His last phrase is a typical Indian-language construction. 

Vivek Shanbhag

His English emails and professional work carry a different rhythm — one that is devoid of emotion. His creative writing taps into a part of his brain that goes back hundreds, even thousands, of years, he says. And the vehicle to tap into this creative liminal self is his native tongue.

Shanbhag approves of the English language translation of his most famous work, Ghachar Ghochar. As he said in an interview in Mint, “A translation is not about getting the meaning of one sentence in another language. (To explain, his first reference here about literal meaning, rather than deeper levels of meaning.) It’s about bringing that unsaid (element). That has happened well here. He (the translator) has understood what the unsaid in Kannada is and has brought that in.”

Poetry as it was written

Yes, but what if you are not bilingual? What if your mother tongue is English? Can you expand your linguistic imagination somehow? For this experiment, I decided to try Spanish and French, two languages I have heard spoken while living in America but had no real proficiency in.
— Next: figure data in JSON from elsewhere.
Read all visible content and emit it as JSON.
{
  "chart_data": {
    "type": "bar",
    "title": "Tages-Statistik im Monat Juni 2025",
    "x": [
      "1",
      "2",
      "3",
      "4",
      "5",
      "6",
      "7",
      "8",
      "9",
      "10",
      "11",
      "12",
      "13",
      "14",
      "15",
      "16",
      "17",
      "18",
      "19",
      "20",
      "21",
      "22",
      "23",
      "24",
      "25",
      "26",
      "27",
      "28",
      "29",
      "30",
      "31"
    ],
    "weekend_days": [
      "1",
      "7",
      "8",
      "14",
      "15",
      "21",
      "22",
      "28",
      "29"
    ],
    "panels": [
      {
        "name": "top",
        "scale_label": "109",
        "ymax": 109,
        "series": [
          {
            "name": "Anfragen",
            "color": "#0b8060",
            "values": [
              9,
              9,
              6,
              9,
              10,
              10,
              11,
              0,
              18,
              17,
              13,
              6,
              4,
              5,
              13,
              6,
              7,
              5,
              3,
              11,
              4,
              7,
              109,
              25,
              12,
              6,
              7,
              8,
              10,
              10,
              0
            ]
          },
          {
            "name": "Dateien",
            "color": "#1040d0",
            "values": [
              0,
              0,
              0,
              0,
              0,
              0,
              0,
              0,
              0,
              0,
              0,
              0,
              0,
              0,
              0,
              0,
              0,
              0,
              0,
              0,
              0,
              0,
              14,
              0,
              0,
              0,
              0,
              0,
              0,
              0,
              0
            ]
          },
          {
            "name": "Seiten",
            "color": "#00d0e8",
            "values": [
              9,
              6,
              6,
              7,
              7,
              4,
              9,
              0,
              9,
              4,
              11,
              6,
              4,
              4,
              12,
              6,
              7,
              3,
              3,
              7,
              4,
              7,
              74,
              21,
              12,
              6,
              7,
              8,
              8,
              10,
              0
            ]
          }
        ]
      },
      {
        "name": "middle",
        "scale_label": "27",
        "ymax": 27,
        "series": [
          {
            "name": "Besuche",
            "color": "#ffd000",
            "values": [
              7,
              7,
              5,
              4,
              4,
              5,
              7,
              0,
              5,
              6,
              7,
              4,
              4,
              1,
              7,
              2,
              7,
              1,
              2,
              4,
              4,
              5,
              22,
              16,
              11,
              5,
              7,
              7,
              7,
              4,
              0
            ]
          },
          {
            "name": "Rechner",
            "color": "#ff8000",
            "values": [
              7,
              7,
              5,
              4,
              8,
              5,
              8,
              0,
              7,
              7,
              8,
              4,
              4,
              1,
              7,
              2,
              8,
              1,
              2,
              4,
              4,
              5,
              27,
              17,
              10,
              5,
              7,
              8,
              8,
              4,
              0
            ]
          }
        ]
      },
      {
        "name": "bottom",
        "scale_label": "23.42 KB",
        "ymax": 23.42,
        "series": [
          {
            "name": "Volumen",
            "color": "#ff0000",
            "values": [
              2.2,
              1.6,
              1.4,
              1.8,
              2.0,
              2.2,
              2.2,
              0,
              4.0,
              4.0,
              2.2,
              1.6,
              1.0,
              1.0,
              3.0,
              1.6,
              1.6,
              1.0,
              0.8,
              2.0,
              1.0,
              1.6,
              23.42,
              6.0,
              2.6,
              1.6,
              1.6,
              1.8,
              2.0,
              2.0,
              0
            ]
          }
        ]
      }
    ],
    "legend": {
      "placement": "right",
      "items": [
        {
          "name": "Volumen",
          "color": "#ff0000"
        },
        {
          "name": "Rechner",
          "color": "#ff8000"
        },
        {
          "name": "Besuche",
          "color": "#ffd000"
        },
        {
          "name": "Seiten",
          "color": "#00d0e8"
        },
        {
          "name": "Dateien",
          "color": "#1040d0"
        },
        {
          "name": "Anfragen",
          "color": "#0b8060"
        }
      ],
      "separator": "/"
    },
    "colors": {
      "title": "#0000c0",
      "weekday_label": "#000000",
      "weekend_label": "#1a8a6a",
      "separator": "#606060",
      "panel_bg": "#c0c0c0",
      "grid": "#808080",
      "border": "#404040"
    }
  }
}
I began with Pablo Neruda. I took to playing his love poems as background when I did chores. There was one in particular, Love Poem XVI, that I grew to love even though I didn’t understand it. As I played it continuously, in loop, some phrases jumped out at me. “Infinitos suenos….suenos solitarios….” What did it mean I wasn’t sure. But my brain had put together the phrases as “infinitos solitarios,” or infinite solitude, sparking in me a certain kind of pathos. Infinite solitude conjured up mountains, midnight, defeat in love, death, the depths of the ocean. All these images were useful to me. They enriched the mood of my writing.

As I listened to poems in Spanish, French and Slovenian, I came upon a page that had poets speaking in a buffet of languages. You simply had to click on the country, and then choose poems with a video icon to access poets reciting their work in a variety of tongues, or the headphones icon to choose poems with just audio. One of my favorites was a young Russian poet, Galina Rymboe, reciting her poem, “There is a monster living in my ovary.” I listened to this poem in Russian, even though I don’t know the language at all.

Listening to her — I must have heard this poem more than a hundred times —awoke certain feelings, long held but mostly forgotten. I found myself sighing, caught up in a certain sadness that infused my writing.

In many cultures, pathos is often seen as a route to virtue, character, and creativity. You have to be dissatisfied to create is the assumption. To quote poet Lang Leav, “I don’t think all writers are sad. It is the other way round. All sad people write.” In my normal life, I took happiness courses, wrote a gratitude journal and tried to keep depression, pathos and sadness at bay. I had not reckoned that maybe this instigated pathos would help me write better. Perhaps poetry in foreign tongues was the engine to writing discipline. At least, it turned out to be true for me.

Different languages; same feelings

Languages also are, of course, subject to stereotypes. Many people think of Russian as rough; it is, in fact, not. Italian is considered musical; it is also staccato. Chinese is often referred to as sing-song because of its tones; and, indeed, it is. Listen to Hu Xudong recite his poem, The River Bank, and you will hear this instantly.

As I worked my way through the website that is linked above, choosing to listen to voices from Brazil and Burma, Egypt and Estonia, the United States and Uganda, I marveled at the dazzlingly different ways that humans have invented to express their thoughts and feelings, hopes and fears, ideas and convictions, conflicts and confusions.

The more I listened however, what touched me most profoundly was not the variety but the commonality. Underneath it all, when you stripped away grammar, sentences, verbs and tongues, all that remained were a few constants — actually just two: feelings and ideas. All the languages that we humans have invented have been vehicles to express those two things. How marvelous then to have so many permutations and combinations to do so?